I needed to head to Santa Cruz to interview – or actually, audition, for a job performing for children in the Bay Area. The gigs would probably be closer, but Santa Cruz is where the office is. I dressed in costume and makeup as the elf they wanted me to be, grabbed the bag that I had packed the night before full of everything I needed to shine above the others – I would perform for them as they were the children, and inside the bag was the magic that would help me do that. Ruby’s tail starts wagging as I grab her leash. Of course she’s coming too. I need her for support whether she knows it or not.
We get to my car, and I put my bags on the front passenger seat, unlock the back door for Ruby, and then I see it and my heart drops. The sign on my windshield screams in bold red letters.
My car has been booted, immobilized. My first interview, finally trying to start my life again, and everything falls apart in a second.
I grabbed my bags and Ruby, locked my car again, disheartened. Back to the apartment, to try to figure out what was wrong. I knew I had parking tickets, but only a few… not the five required for my car to be booted. After emailing and letting my interviewer know that I would not make it, I checked the internet – five parking tickets, two of which were parking meter tickets from when the card saying I don’t have to pay for parking meters was stolen through a broken window – my handicapped card. Ah, of course! No problem. I’ll just call and explain their simple mistake… but no.

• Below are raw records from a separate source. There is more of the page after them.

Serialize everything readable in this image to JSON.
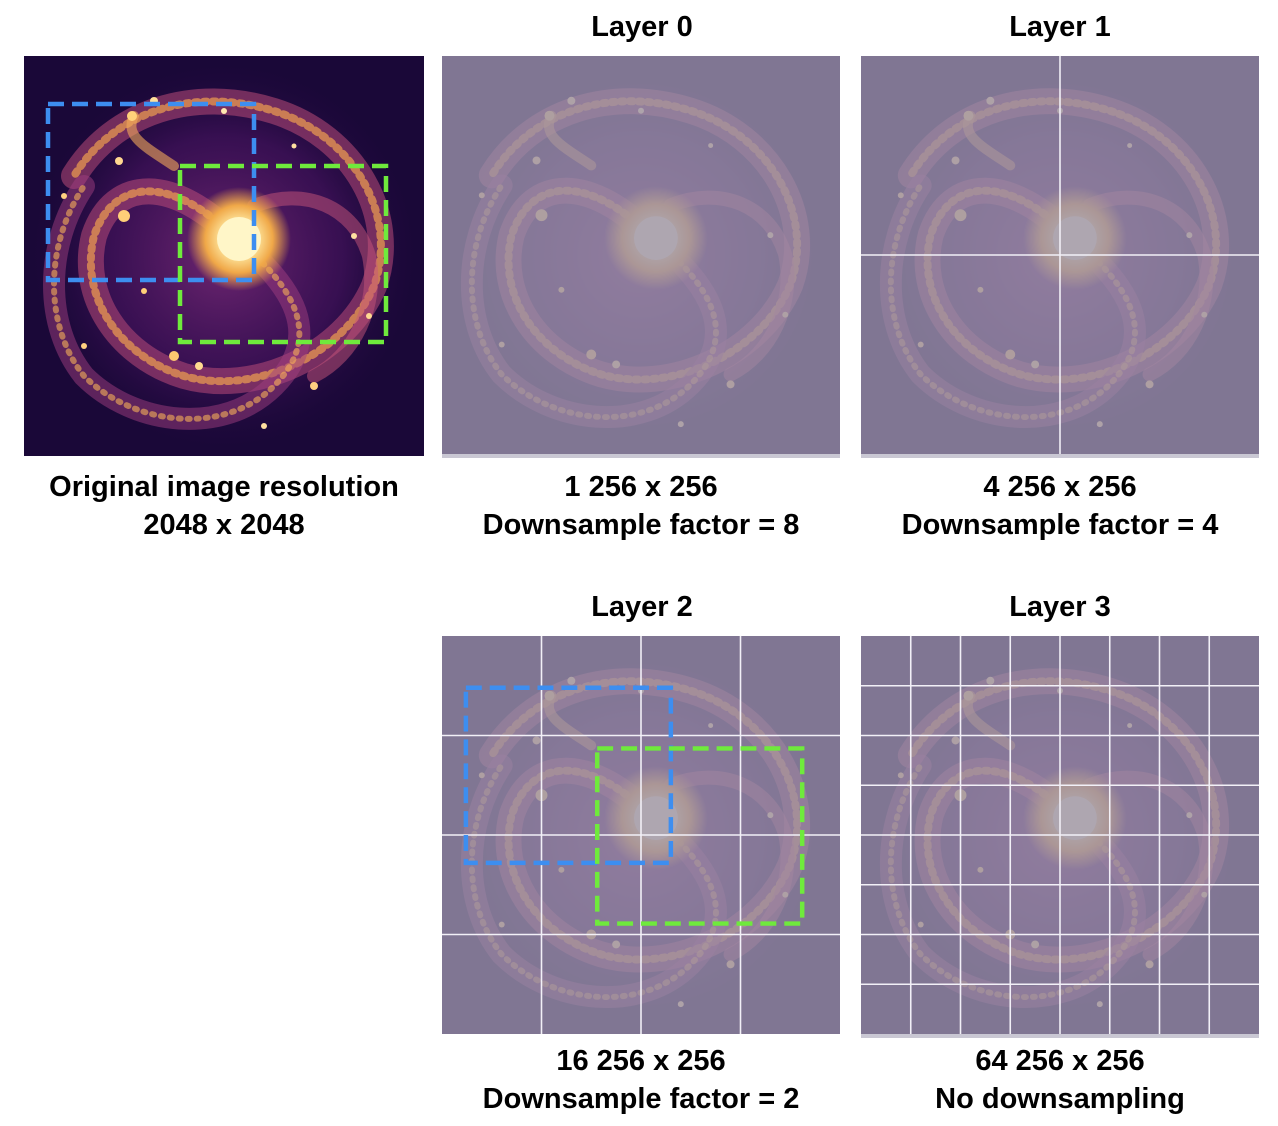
{
  "original": {
    "caption_line1": "Original image resolution",
    "caption_line2": "2048 x 2048"
  },
  "layers": [
    {
      "title": "Layer 0",
      "caption_line1": "1 256 x 256",
      "caption_line2": "Downsample factor = 8",
      "grid": 1
    },
    {
      "title": "Layer 1",
      "caption_line1": "4 256 x 256",
      "caption_line2": "Downsample factor = 4",
      "grid": 2
    },
    {
      "title": "Layer 2",
      "caption_line1": "16 256 x 256",
      "caption_line2": "Downsample factor = 2",
      "grid": 4
    },
    {
      "title": "Layer 3",
      "caption_line1": "64 256 x 256",
      "caption_line2": "No downsampling",
      "grid": 8
    }
  ],
  "colors": {
    "blue_box": "#3d8ef0",
    "green_box": "#6fea3c",
    "grid_line": "#f2f0f7",
    "overlay": "#9a92aa",
    "galaxy_bg": "#1a0838"
  }
}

They were over the twenty one days I had to fight them. “But they’re obviously wrong! There’s no question!” “No, sorry”, the human robot on the phone said, “once the time is up, that’s it. Period.” Undaunted, hoping a kind winning smile might bring a different result, I walked down to the Transit Authority office. Still, the same. Just over $500 for tickets including the ones that are lies, and another $305 for the boot fee. I try to explain that I am barely able to survive on the monthly $300 I get from disability. Try to explain to closed ears that I need a car to work.

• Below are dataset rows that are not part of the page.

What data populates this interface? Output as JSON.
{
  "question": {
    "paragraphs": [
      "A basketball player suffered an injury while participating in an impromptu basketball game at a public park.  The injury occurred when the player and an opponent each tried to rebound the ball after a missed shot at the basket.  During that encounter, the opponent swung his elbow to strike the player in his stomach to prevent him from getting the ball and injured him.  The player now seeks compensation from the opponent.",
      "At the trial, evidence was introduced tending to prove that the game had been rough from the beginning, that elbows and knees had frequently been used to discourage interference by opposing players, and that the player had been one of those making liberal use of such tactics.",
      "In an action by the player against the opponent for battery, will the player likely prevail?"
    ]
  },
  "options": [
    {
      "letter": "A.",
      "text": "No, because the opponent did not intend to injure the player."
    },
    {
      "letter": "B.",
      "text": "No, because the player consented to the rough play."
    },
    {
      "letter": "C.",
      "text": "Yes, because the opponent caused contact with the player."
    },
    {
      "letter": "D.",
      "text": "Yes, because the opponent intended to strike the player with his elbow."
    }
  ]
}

I am not done yet. I didn’t get this far by giving up. It takes a certain kind of person to hear the blunt authority of a terminal diagnosis, refuse to accept it, refuse to lie down and surrender.
I am that type of person. I am beginning to live again, to again live each day as it has been stolen from death, and I will not give up. Back down to the Transit office again hoping for a different result, hoping to be able to speak with someone who has the power and understanding to change this.

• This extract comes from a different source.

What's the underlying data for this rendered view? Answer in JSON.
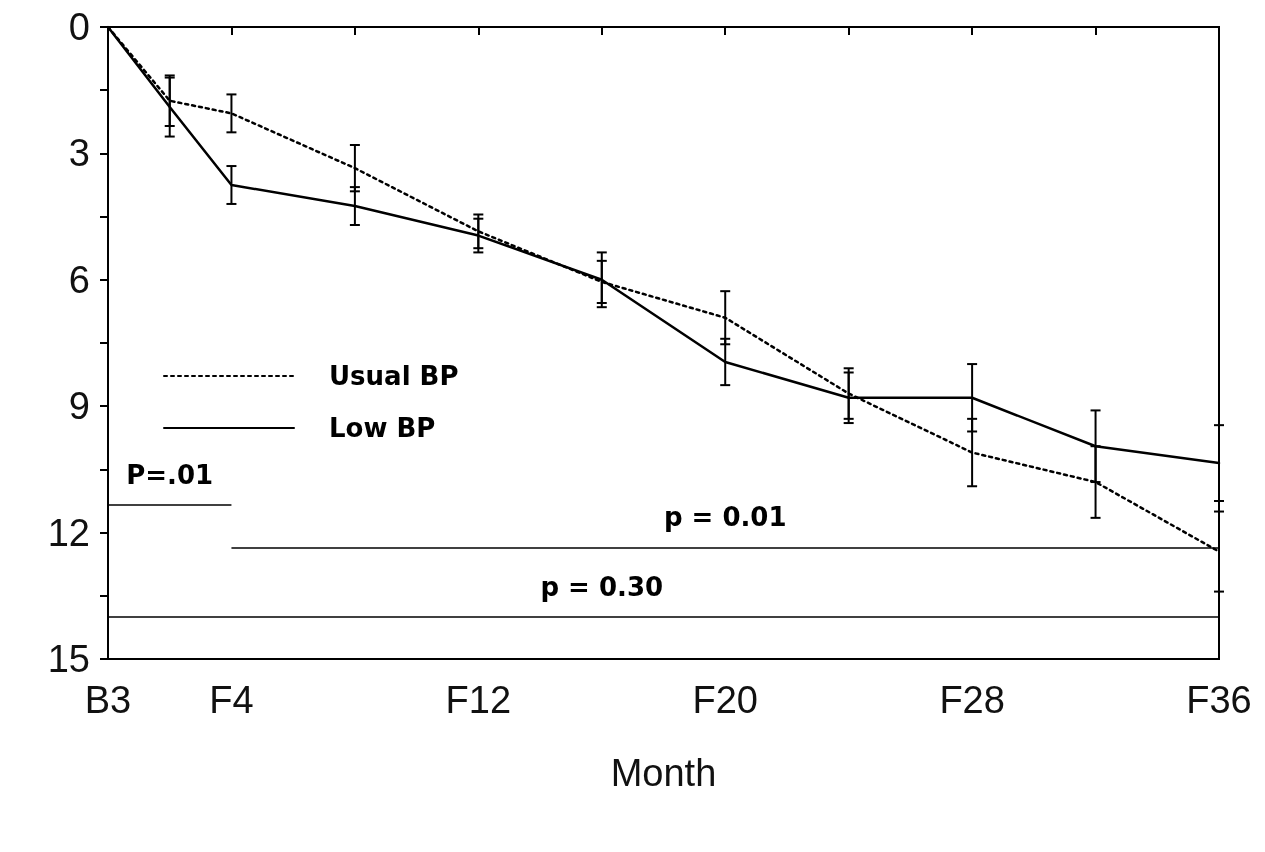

I have one more day before our car is towed and lost under the weight of fines, and as a result, I am selling everything I can – My Hoyt Utra-Tec compound bow with, sights, trigger release and padded soft case, $400. Samsung 7” Galaxy Tab 2 with case, $110. Guitar, acoustic/electric with mini-amp, cord, and gig bag, $100. Plumbing Pipe “Industrial” bookshelf (“X” style) $105 – and all other styles of shelves I can make. Time is of the essence and all are in perfect condition. Paypal – firstname.lastname@example.org . I will be out for a while walking around the city doing errands, but will return this evening. to answer any questions you may have.
There is little worse than the questioning, sorrowful look in Ruby’s eyes as I shut the door to my apartment, separating us. There are no parks for her I can walk to around here.